Some 47% (certainly 13%, probably 34%) think Ms Truss, who became prime minister less than a week ago, will pick up on the issue and fix it.
Main household concerns are the worsening cost of living and inflation crisis, front yard fuel prices, climate change, the NHS and housing – both in volume and cost .
OnePoll’s nationally representative survey of 2,000 adults conducted September 7-8 has made startling findings.
He revealed that 77% of households felt ‘threatened’ for the coming winter, as the prospect of an NHS strike, the specter of a spike in Covid infections, flu and hospital capacity loom are combined to create a perfect storm and a skyrocketing cost of living.
On energy in particular, 28% approve of his decision immediately after his appointment to deal with appalling situations that could plunge tens of millions of households into crisis.
Just a day after taking over from Boris Johnson as No 10, the 47-year-old married mother and Britain’s third female prime minister has begun freezing consumer price caps. This means that a typical UK household now pays just £2,500 a year for energy. The freeze will begin on October 1 and will last for two years.
Combined with the previously announced £400 reduction for all households, the bill will be close to the current energy price cap.
At current prices, his plan would mean an average saving of at least £1,000 per year per household. There will also be a fund for those who do not directly benefit from the new proposal, such as those who do not have standard gas and electricity contracts.

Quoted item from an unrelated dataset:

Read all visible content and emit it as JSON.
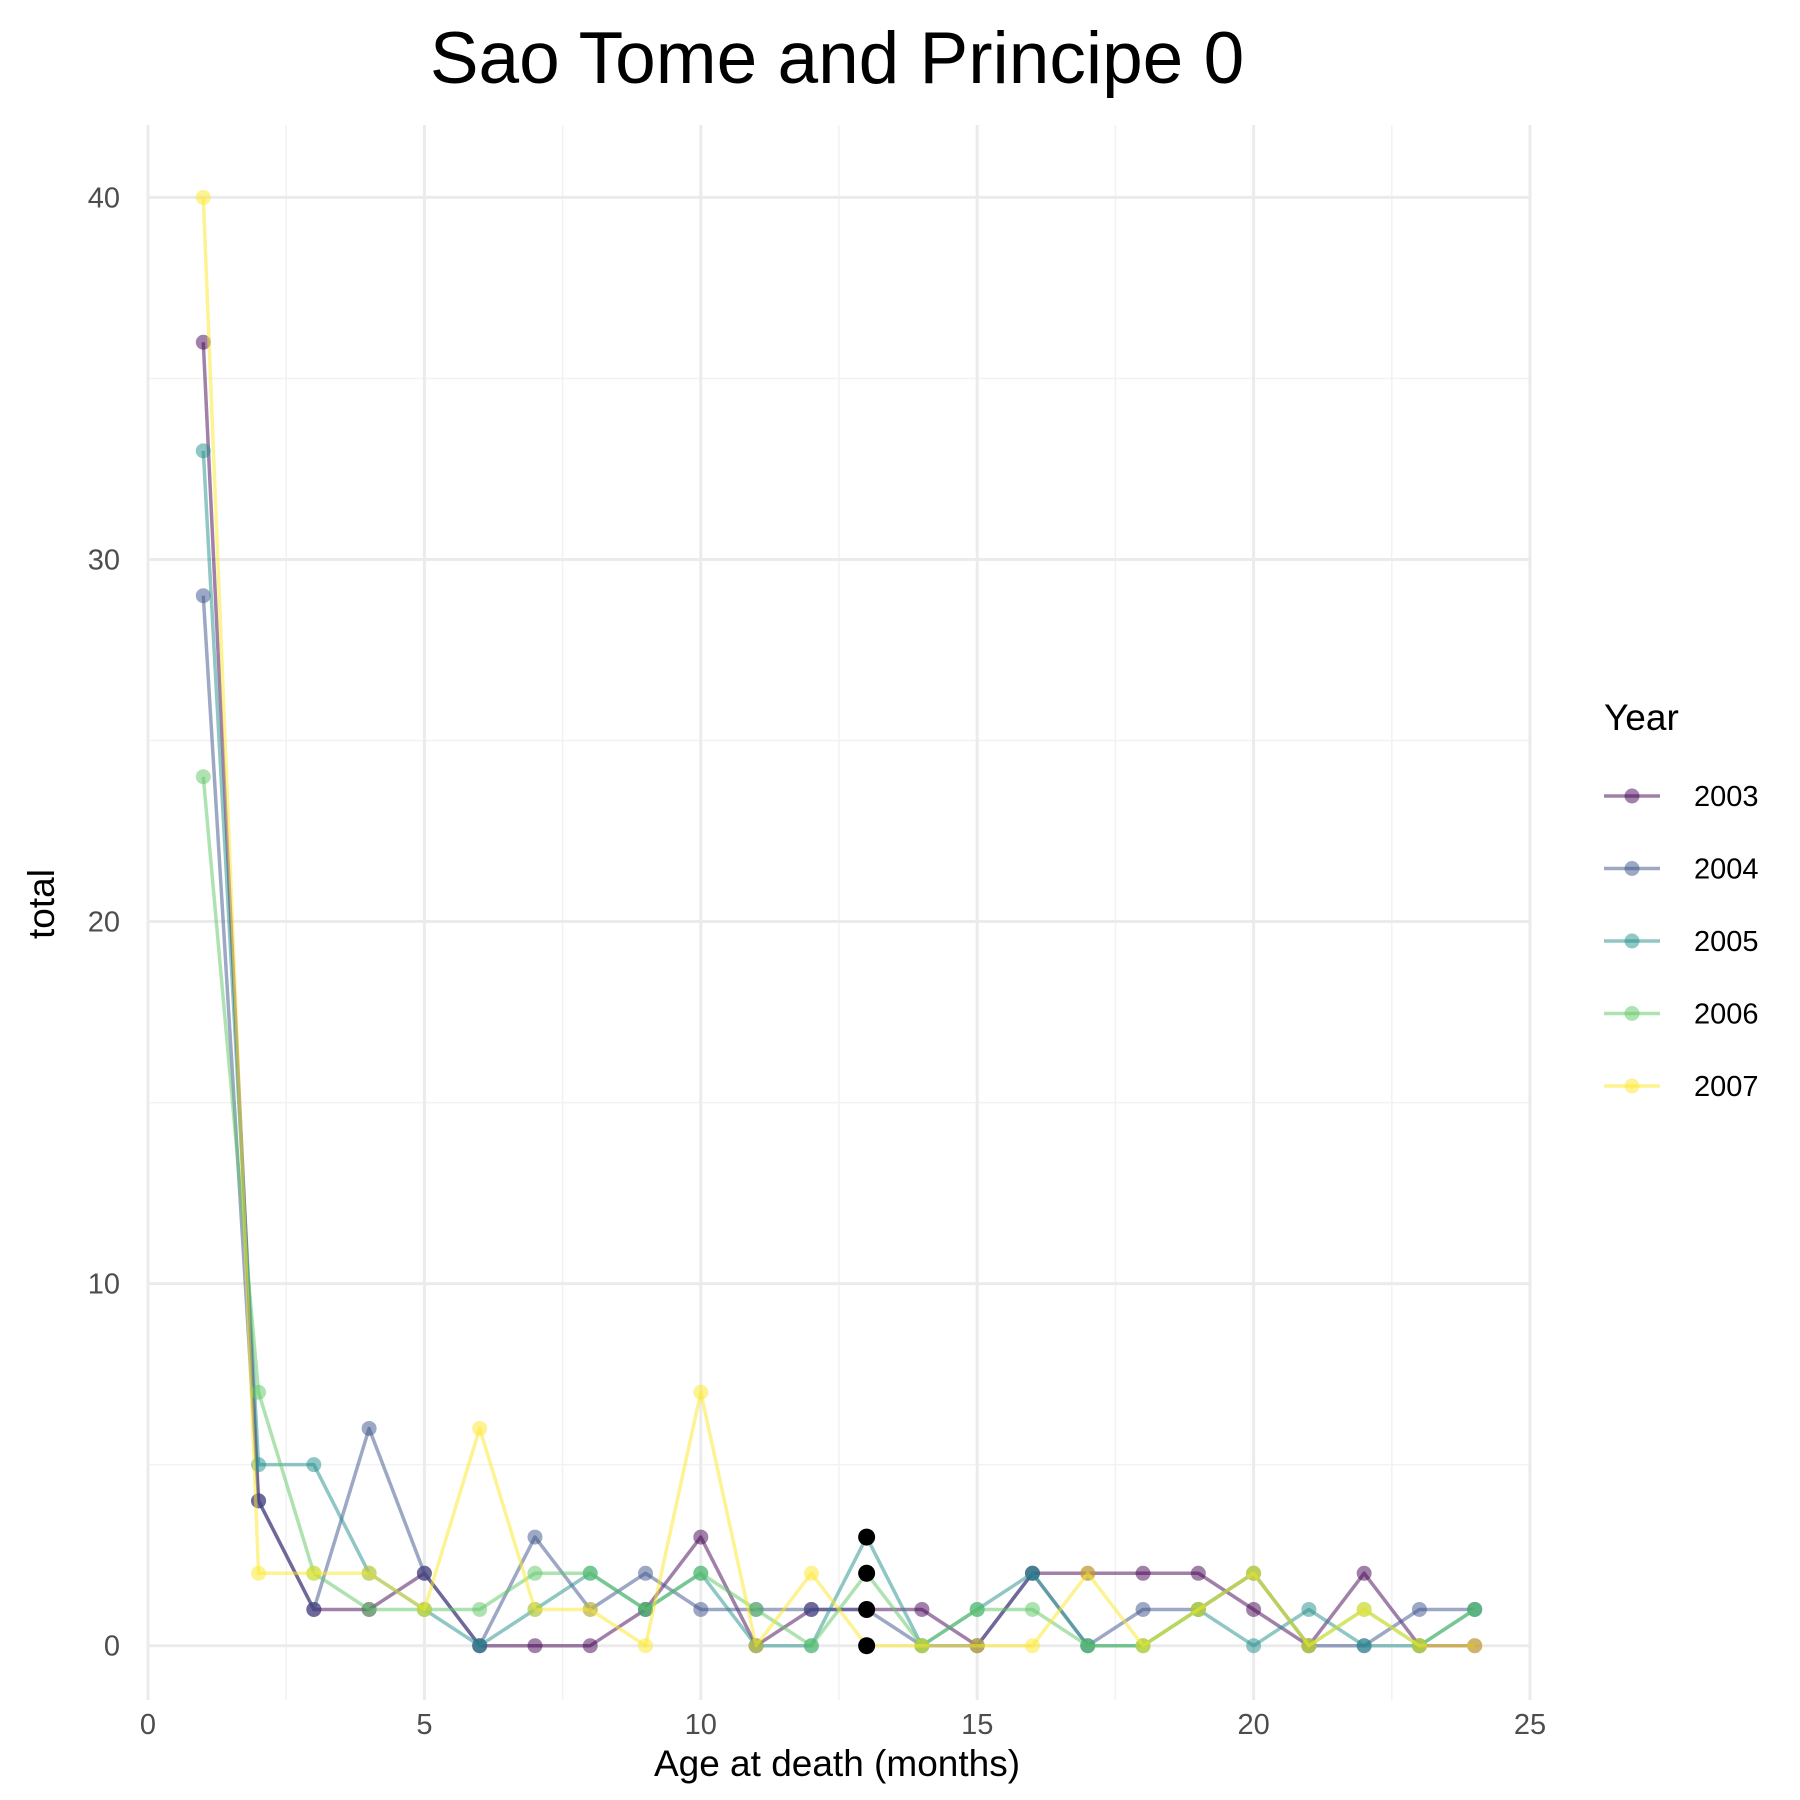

His proposal for hydraulic fracturing – drilling into the ground and directing a high-pressure mixture of water, sand and chemicals into rock formations to release the gas inside – also received widespread support.
The energy crisis has prompted a revival of hydraulic fracturing – a national project so far scuttled by environmentalists. It was discontinued in 2019 due to opposition from green groups and fears of an earthquake. The UK fracking moratorium has been lifted and our polls show 55% support to start with.
“Decades of short-term energy thinking have failed to adequately focus on securing supplies – Russia’s war in Ukraine has exposed gaps in our energy security and rising bills. I want to end this once and for all.
“I will take immediate action to support individuals and businesses over the next two years with a new energy price guarantee and tackle the root causes of the problem by increasing household energy supply.
“Extraordinary challenges require extraordinary measures to ensure the UK never falls back into this situation again.”
Former Foreign Secretary Ms Truss, who became Prime Minister last Tuesday, met the Queen at Balmoral two days before her death. After returning to London, she embarked on a brutal elimination of Mr Johnson’s Cabinet, which included prominent rivals such as Home Secretary Priti Patel, Transport Secretary Grant Shapps and the Attorney General High profile Sunak supporter Dominic Raab.
The Prime Minister promised a wave of tax cuts to revive the economy and pledged to reverse the 1.25% increase in National Insurance which came into effect in April. About 63% of our survey respondents said it would help.
Its new chancellor, Quasi Kwaten, is expected to hold an emergency “fiscal event” where the changes will be detailed.
Ms Truss also plans to overhaul personal income tax, including raising the threshold for paying basic income tax and higher rates, as well as lowering the basic tax rate by 20% currently.